Elements of Argument • Claim: Any American can grow up to be the President. • Evidence: John Doe came from a poor town in a poor state to become president. • Warrant:
Elements of Argument • Backing: The support for the warrants. • Usually consists of evidence to support the type of reasoning employed by the warrant. • Answers the question “How do you know (that the warrant) is something we should value/believe? • Backing is required until the point that the audience shares the value of the warrant. • Example: Studies of the development of beetles in corpses. This is used as the backing for warrants concerning the length of time a corpse has been dead.
Elements of Argument • Qualifications and Rebuttals: counterarguments that refute competing claims. • Good arguments proactively consider what someone might say who disagrees with any portion of the argument. • The response cites the reservation and addresses it.
Logical Fallacies • Slippery Slope: A conclusion based on the premise that if A happens, then eventually through a series of small steps, through B, C,…X, Y, Z will happen, too, basically equating A and Z. So, if we don’t want Z to occur, A must not be allowed to occur either. • Example: If we ban Hummers because they are bad for the environment eventually the government will ban all cars, so we should not ban Hummers.

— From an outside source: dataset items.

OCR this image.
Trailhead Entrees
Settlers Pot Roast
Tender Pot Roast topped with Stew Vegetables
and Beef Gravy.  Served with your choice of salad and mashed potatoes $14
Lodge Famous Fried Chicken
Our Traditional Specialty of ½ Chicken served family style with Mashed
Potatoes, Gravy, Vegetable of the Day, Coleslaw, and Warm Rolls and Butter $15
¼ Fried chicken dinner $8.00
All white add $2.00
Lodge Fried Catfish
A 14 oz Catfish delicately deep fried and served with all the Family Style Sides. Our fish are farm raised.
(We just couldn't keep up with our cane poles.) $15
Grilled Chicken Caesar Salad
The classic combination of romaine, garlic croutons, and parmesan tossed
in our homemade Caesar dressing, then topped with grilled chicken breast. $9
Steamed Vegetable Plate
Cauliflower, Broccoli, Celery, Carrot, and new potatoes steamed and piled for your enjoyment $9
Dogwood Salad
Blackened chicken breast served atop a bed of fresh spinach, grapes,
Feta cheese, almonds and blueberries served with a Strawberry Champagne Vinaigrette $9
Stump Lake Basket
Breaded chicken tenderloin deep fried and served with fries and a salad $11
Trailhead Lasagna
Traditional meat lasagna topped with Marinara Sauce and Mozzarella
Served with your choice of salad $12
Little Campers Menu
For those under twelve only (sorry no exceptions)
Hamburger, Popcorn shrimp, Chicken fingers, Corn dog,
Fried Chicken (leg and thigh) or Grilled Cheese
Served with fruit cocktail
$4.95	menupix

Logical Fallacies • Hasty Generalization: A conclusion based on insufficient or biased evidence. In other words, you are rushing to a conclusion before you have all the relevant facts. • Example: Even though it’s only the first day, I can tell this is going to be a boring course.
Logical Fallacies • Post hoc ergo propter hoc (Coincidental Correlation): This is a conclusion that assumes that if A occurred after B, then B must have caused A. • Example: I drank bottled water and now I am sick, so the water must have made me sick.

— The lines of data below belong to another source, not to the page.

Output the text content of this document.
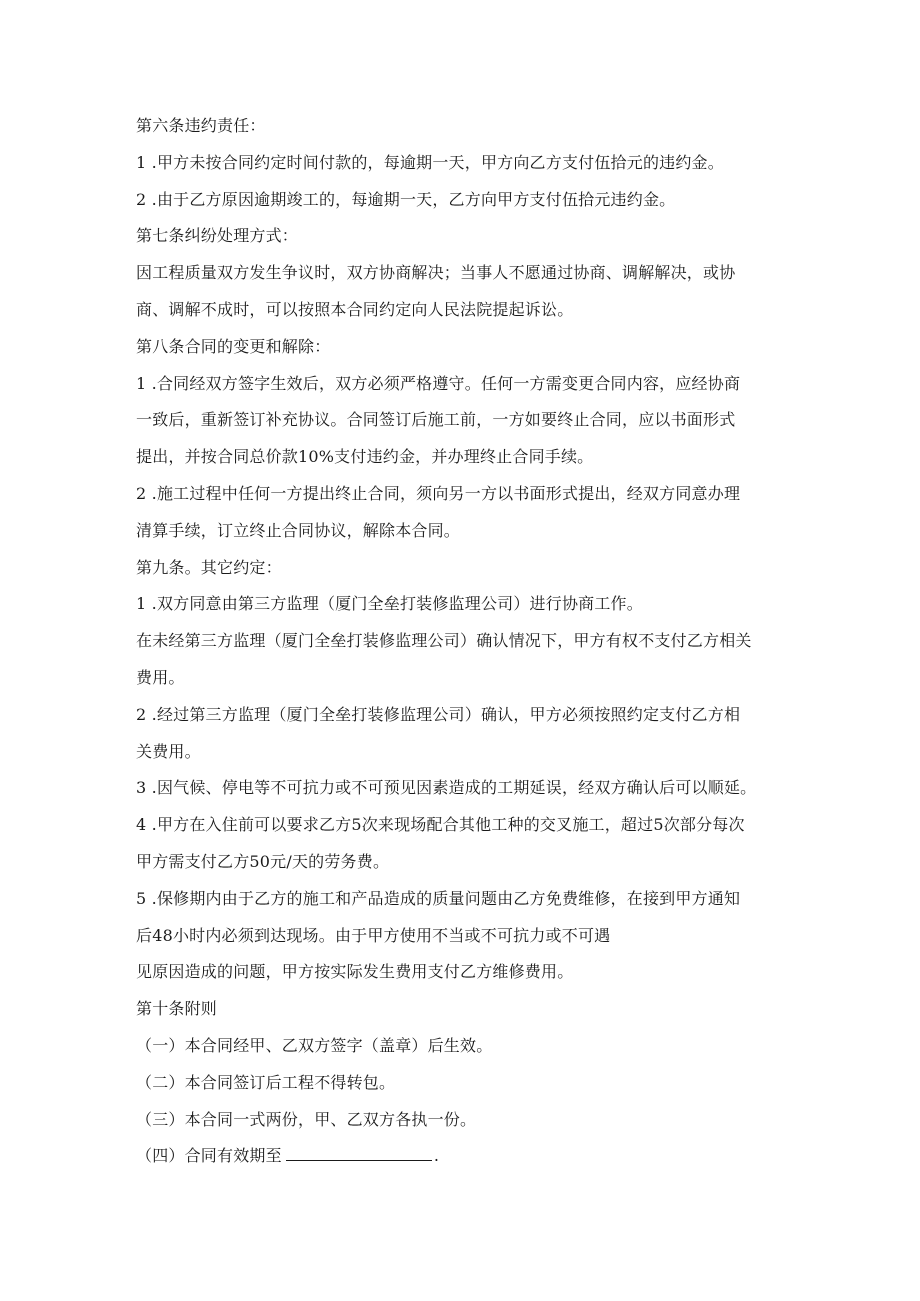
第六条违约责任：
1 .甲方未按合同约定时间付款的，每逾期一天，甲方向乙方支付伍拾元的违约金。
2 .由于乙方原因逾期竣工的，每逾期一天，乙方向甲方支付伍拾元违约金。
第七条纠纷处理方式：
因工程质量双方发生争议时，双方协商解决；当事人不愿通过协商、调解解决，或协
商、调解不成时，可以按照本合同约定向人民法院提起诉讼。
第八条合同的变更和解除：
1 .合同经双方签字生效后，双方必须严格遵守。任何一方需变更合同内容，应经协商
一致后，重新签订补充协议。合同签订后施工前，一方如要终止合同，应以书面形式
提出，并按合同总价款10%支付违约金，并办理终止合同手续。
2 .施工过程中任何一方提出终止合同，须向另一方以书面形式提出，经双方同意办理
清算手续，订立终止合同协议，解除本合同。
第九条。其它约定：
1 .双方同意由第三方监理（厦门全垒打装修监理公司）进行协商工作。
在未经第三方监理（厦门全垒打装修监理公司）确认情况下，甲方有权不支付乙方相关
费用。
2 .经过第三方监理（厦门全垒打装修监理公司）确认，甲方必须按照约定支付乙方相
关费用。
3 .因气候、停电等不可抗力或不可预见因素造成的工期延误，经双方确认后可以顺延。
4 .甲方在入住前可以要求乙方5次来现场配合其他工种的交叉施工，超过5次部分每次
甲方需支付乙方50元/天的劳务费。
5 .保修期内由于乙方的施工和产品造成的质量问题由乙方免费维修，在接到甲方通知
后48小时内必须到达现场。由于甲方使用不当或不可抗力或不可遇
见原因造成的问题，甲方按实际发生费用支付乙方维修费用。
第十条附则
（一）本合同经甲、乙双方签字（盖章）后生效。
（二）本合同签订后工程不得转包。
（三）本合同一式两份，甲、乙双方各执一份。
（四）合同有效期至	.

Logical Fallacies • Begging the Question: The conclusion that the writer should prove is already validated within the claim. • Example: Lying is wrong because people should always tell the truth.
Logical Fallacies • Circular Argument: This restates the argument rather than actually proving it. • Example: George Bush is a good communicator because he speaks effectively.
Logical Fallacies • Either/Or Thinking: A conclusion that oversimplifies the argument by reducing it to only two sides or choices. • Example: Either you love your job, or you hate it.
Logical Fallacies • False Analogy: Making a misleading analogy between logically unconnected ideas. • Example: If we can clone mammals, we should be able to find a cure for cancer.
Logical Fallacies • Red Herring: A diversionary tactic that avoids the key issues, often by avoiding opposing arguments rather than addressing them. • Example: The level of mercury in seafood may be unsafe, but what will fishers do to support their families?
Logical Fallacies • Straw Man: This move oversimplifies an opponent’s viewpoint and then attacks that hollow argument. • Example: People who don’t support the proposed state minimum wage increase hate the poor.
Logical Fallacies • Oversimplification: A drastically simple solution to what is clearly a complex problem. • Example: We have a balance-of-trade deficit because foreigners make better products than we do.
Logical Fallacies • Ad populum: This is an emotional appeal that speaks to positive or negative concepts rather than the real issue at hand. • Example: If you were a true American you would support the rights of people to choose whatever vehicle they want.
Logical Fallacies • Ad hominem: this is an attack on the character of a person rather than his or her opinions or arguments. • Example: Green Peace’s strategies aren’t effective because they are all dirty, lazy hippies.
Writing Arguments • 1. Determine the thesis or proposition • 2. Take account of your audience. • 3. Gather the necessary supporting evidence. • 4. Settle on an organizational pattern. • 5. Consider refutations to your argument. • 6. Avoid faulty reasoning. • 7. Conclude forcefully.